Torrey Farms is a large family farm located in Elba, New York, in the state's far west, near Batavia. It has a smaller satellite property located in Potter in the west-central Finger Lakes region. Torrey Farms is one of the largest vegetable-crop farm operations in New York. Together its two lots total some 10000 acre, composed primarily of muckland composed of drained swampland.

The farm grows mainly vegetable crops such as sweet corn, onions, carrots, cabbage, squash, cucumbers, and potatoes, which is generally what is produced on muckland. The main farm in Elba comprises about 800 acre and spans parts of Orleans, Niagara and Genesee counties.

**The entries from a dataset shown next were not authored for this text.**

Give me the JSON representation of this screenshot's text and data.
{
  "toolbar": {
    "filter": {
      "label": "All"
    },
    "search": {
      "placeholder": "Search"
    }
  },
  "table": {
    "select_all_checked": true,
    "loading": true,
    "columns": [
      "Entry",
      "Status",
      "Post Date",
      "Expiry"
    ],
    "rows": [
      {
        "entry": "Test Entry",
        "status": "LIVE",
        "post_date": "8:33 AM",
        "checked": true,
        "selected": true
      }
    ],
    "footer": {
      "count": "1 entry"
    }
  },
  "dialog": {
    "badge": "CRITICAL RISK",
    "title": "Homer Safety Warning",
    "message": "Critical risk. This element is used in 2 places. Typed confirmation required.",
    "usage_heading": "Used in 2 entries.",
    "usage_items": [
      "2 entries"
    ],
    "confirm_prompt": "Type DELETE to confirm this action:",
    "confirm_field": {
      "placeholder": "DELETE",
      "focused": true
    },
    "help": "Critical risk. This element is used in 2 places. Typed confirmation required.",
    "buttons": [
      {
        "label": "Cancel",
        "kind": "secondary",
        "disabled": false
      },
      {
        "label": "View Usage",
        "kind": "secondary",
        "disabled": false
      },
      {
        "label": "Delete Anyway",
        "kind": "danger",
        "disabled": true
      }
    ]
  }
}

The 1200 acre property in Potter makes up the majority of a valley of muckland that stretches all the way to Gorham along Flint Creek. It was a swamp until it was drained in the 1950s. Not all of the valley is owned by the Torreys. The muckland in Elba is thought to be the largest continuous section of muckland in the world.

==History==

In 1626, the Torrey family left England due to disagreement with the church. The family first settled in Connecticut, but later moved West in search of better soil. In 1803, John Torrey arrived in Bethany, New York. In 1948 Elbert Torrey purchased the Higley Farm in Elba. Today, the Torrey family farms over 10000 acre.

==Labor==
The farm makes use of migrant workers. In October 1997, 25 illegal migrant workers from Torrey Farms were arrested and set to be deported by Immigration. This was one of the largest immigration raids in New York history and, along with other raids of the time, it caused a significant local labor shortage. Mareen Torrey, owner of Torrey Farms said, "I’m probably going to end up leaving $2 million worth of crop in the field and it’s adding up every day"

==Rocket launches==
In July 2009, the Tripoli Rocketry Association held the 28th annual LDRS (Large, Dangerous Rocket Ships) model rocket launch event at the Potter, New York portion of Torrey Farms; the 31st was held in July 2021; and the 34th in June 2015.